Hand-rolled alerts vary in quality. Templates encode the team standard: required labels, runbook link, dashboard link, severity rules.

Templates reduce review burden. Reviewer checks the template was used, not whether each field is correct.

Templates make audits cheap. Linter on the template fields is a 1-line check.

What a template includes

Required labels: owner_team, severity, runbook_url, dashboard_url, service, environment.

Required annotations: summary (under 80 chars), description (under 500 chars), impact (one sentence).

Default routing rules. Sev1 to PagerDuty, sev2 to PagerDuty during business hours, sev3 to Slack-only.

Per-category variants

Latency alert template: takes service name, threshold, time window. Generates the SLO burn-rate query.

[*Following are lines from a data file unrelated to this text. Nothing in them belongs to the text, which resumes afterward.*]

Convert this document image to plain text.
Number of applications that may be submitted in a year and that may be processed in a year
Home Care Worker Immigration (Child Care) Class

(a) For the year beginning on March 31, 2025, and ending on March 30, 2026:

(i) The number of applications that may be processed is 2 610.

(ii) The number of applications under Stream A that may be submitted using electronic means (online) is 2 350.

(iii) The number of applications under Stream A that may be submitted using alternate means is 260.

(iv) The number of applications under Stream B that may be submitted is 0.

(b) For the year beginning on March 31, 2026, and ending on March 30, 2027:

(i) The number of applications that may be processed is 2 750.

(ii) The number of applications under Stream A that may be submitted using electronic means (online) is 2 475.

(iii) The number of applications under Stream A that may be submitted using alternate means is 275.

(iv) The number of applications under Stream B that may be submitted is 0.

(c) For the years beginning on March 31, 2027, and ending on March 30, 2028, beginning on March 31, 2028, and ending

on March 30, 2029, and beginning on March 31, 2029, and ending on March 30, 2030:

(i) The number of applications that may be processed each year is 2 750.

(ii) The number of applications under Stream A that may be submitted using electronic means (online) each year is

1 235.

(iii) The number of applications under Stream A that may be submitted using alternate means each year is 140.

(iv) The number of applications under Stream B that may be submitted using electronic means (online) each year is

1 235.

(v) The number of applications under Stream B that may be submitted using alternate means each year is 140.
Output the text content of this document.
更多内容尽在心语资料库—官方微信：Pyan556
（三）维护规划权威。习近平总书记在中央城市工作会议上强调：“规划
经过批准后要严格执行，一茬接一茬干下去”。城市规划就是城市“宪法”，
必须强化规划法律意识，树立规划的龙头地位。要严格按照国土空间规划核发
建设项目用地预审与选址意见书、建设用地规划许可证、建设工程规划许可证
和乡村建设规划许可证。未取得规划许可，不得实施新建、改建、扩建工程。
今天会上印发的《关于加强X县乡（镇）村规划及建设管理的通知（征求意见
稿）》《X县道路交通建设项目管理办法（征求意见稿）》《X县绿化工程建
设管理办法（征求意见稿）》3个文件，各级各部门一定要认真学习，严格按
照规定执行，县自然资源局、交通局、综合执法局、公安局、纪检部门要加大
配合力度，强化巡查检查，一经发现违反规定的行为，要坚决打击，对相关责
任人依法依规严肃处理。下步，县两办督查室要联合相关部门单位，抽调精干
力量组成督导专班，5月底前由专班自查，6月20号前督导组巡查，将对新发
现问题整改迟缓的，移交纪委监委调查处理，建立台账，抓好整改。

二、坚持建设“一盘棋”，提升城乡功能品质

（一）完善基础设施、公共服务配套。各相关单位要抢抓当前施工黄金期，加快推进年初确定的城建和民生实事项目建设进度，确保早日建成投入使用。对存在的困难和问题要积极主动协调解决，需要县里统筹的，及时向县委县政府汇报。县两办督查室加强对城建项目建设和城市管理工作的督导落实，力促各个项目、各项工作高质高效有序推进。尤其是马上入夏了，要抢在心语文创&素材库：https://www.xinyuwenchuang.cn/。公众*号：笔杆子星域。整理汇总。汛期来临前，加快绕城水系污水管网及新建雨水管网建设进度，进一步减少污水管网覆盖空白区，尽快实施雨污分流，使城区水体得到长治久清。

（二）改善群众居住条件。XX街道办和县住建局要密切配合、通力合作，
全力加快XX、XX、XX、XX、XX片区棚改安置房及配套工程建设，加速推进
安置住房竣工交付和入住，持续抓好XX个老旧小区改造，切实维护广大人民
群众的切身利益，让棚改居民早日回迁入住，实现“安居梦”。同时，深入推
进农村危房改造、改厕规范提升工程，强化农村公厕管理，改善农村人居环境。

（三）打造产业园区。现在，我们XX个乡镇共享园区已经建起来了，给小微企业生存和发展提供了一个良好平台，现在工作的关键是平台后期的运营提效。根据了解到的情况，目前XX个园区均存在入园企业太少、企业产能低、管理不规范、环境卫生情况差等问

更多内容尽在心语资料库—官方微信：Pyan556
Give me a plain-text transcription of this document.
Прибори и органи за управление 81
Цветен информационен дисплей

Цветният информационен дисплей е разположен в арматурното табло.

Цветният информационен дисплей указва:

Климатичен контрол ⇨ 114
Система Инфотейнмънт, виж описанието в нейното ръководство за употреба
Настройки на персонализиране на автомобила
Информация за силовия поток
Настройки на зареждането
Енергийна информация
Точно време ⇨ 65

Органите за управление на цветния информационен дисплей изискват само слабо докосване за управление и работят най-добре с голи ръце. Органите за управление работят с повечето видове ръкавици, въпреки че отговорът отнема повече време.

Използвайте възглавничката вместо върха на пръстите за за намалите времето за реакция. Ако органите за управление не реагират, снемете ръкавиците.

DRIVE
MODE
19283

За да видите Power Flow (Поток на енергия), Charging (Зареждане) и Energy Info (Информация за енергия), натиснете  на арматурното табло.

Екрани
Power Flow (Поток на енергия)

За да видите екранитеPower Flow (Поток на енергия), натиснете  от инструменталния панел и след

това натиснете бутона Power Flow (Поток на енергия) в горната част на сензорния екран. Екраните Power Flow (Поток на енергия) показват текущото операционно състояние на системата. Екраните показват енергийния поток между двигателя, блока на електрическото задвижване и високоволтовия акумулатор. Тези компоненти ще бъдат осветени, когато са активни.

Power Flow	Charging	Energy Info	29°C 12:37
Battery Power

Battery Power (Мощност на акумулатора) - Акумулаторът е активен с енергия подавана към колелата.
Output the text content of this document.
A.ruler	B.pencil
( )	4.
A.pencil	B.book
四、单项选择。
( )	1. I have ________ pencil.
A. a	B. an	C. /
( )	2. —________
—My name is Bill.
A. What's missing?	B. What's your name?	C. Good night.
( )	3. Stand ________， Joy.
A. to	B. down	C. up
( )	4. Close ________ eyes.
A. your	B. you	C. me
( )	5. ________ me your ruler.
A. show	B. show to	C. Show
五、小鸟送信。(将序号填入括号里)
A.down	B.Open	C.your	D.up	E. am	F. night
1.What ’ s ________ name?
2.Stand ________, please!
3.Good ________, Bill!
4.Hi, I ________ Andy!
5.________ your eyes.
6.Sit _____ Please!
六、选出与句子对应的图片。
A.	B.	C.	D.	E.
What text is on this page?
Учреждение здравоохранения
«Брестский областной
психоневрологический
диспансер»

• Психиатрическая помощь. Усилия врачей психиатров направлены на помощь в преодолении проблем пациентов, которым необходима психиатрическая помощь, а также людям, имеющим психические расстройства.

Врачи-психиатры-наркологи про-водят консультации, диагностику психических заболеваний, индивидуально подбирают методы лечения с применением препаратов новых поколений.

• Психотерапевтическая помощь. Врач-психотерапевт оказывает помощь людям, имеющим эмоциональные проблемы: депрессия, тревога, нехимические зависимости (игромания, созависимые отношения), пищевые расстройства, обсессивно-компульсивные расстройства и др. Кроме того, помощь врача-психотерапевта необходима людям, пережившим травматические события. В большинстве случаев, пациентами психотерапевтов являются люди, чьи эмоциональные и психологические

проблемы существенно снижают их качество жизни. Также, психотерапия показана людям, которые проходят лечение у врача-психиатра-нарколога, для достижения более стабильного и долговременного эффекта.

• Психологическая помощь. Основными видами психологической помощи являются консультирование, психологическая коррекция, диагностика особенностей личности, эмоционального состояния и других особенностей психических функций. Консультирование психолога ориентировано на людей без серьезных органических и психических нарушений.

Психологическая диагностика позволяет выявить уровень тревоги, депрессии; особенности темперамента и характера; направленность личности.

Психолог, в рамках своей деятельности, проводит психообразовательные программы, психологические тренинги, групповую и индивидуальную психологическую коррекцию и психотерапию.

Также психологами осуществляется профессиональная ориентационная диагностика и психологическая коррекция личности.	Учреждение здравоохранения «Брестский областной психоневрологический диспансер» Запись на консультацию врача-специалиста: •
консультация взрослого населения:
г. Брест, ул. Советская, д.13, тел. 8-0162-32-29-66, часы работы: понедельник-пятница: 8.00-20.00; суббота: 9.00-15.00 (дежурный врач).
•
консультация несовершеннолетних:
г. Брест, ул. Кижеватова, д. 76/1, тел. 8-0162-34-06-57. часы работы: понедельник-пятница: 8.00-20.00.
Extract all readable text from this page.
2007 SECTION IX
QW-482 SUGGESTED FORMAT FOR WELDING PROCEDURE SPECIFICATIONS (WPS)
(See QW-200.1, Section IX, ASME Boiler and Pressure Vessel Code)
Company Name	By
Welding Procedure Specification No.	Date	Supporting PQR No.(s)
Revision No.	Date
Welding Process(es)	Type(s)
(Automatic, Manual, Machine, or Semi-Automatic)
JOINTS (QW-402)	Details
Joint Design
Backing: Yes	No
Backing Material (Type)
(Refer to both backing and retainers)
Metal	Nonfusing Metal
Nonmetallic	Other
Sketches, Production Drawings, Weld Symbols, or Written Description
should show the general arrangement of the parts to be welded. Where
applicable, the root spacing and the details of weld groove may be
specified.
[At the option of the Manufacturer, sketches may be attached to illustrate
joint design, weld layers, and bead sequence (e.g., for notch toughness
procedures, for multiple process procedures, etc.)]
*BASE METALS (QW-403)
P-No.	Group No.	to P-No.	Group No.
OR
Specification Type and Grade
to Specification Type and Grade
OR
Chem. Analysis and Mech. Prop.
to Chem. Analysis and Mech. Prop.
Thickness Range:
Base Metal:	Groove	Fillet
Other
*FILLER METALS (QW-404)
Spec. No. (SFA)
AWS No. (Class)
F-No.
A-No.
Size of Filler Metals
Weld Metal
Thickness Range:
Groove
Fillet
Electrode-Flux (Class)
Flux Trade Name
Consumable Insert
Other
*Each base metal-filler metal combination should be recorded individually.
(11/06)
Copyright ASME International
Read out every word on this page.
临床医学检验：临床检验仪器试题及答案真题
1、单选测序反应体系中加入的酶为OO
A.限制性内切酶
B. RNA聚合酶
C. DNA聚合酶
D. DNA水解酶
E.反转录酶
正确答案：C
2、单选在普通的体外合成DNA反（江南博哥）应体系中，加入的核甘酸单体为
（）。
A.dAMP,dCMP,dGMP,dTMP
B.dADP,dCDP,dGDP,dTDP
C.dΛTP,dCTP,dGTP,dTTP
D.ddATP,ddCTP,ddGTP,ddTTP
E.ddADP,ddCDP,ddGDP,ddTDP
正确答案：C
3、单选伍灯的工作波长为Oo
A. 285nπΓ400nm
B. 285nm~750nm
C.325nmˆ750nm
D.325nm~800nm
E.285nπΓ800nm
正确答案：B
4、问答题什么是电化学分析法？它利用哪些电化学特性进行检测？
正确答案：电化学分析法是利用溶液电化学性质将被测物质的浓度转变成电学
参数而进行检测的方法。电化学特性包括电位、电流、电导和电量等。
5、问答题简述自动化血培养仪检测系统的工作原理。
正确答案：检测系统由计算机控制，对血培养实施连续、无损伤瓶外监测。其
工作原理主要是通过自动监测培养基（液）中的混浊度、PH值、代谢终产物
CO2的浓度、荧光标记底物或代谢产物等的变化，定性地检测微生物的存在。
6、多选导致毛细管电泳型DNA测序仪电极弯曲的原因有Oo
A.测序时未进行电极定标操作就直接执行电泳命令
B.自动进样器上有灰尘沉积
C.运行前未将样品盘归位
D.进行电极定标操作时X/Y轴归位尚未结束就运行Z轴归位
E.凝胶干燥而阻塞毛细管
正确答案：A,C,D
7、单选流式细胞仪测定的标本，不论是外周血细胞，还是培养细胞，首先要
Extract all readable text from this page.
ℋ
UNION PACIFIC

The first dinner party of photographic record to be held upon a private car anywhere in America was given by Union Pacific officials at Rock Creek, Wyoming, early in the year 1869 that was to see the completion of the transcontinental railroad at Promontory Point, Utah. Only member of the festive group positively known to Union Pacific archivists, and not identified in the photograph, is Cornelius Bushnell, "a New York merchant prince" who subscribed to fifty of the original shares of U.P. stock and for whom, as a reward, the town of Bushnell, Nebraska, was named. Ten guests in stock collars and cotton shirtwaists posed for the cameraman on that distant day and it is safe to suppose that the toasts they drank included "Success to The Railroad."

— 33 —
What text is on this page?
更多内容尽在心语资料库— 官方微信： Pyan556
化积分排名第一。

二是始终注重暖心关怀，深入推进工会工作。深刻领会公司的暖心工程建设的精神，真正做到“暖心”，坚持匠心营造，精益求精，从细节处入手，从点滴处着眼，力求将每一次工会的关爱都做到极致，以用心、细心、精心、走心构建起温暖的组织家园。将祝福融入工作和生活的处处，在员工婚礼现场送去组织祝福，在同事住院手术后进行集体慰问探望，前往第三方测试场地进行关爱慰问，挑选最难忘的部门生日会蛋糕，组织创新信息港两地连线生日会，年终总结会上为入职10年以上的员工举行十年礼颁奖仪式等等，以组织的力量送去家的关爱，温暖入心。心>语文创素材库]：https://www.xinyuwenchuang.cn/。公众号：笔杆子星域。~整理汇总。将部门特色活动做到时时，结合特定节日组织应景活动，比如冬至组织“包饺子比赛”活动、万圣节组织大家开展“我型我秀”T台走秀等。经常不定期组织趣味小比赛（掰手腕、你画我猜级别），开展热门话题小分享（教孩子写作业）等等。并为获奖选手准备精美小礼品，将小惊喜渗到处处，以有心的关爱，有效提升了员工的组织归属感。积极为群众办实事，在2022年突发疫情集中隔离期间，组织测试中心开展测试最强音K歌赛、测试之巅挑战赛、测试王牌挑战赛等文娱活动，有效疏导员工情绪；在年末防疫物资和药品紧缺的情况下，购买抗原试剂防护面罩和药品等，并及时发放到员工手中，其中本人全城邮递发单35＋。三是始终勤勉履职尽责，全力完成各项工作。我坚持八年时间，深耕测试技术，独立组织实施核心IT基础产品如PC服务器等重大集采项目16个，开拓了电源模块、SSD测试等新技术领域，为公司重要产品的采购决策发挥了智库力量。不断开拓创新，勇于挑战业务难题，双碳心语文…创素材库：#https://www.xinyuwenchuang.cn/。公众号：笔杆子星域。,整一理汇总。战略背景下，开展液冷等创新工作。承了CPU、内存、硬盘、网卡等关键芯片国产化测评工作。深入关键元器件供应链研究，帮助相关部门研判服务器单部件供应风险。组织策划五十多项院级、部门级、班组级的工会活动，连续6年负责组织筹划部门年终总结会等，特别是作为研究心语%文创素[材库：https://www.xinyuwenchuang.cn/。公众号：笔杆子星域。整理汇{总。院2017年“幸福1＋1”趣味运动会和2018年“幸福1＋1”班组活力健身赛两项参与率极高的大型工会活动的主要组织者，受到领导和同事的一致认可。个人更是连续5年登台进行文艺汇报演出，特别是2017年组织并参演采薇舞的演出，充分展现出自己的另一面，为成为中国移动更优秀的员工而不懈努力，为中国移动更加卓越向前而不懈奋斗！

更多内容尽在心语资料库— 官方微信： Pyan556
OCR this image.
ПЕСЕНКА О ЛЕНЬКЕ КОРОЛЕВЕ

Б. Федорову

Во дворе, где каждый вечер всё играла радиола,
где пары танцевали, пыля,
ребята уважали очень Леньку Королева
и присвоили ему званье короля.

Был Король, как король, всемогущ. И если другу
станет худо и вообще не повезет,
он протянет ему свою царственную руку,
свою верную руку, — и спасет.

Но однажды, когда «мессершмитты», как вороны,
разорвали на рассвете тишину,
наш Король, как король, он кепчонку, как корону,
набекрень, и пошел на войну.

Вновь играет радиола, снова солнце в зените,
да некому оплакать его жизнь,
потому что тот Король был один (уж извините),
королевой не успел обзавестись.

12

Error-rate template: takes service name, threshold, comparison window.

Saturation template: takes resource, threshold, sustained-duration.

How to enforce the template

Helm chart, Terraform module, or Jsonnet library that wraps the template. Authors call the function; they cannot bypass.

Linter rejects raw alert config that doesn't go through the wrapper.

PR template asks: which alert template did you use, and why.

Start small

Pick the 3 most common alert shapes. Build templates for those first.

Don't try to template every edge case on day one. Custom alerts are still allowed; they just need explicit approval.

Template adoption is a leading indicator. If less than 80% of alerts use a template after 6 months, the templates are too rigid.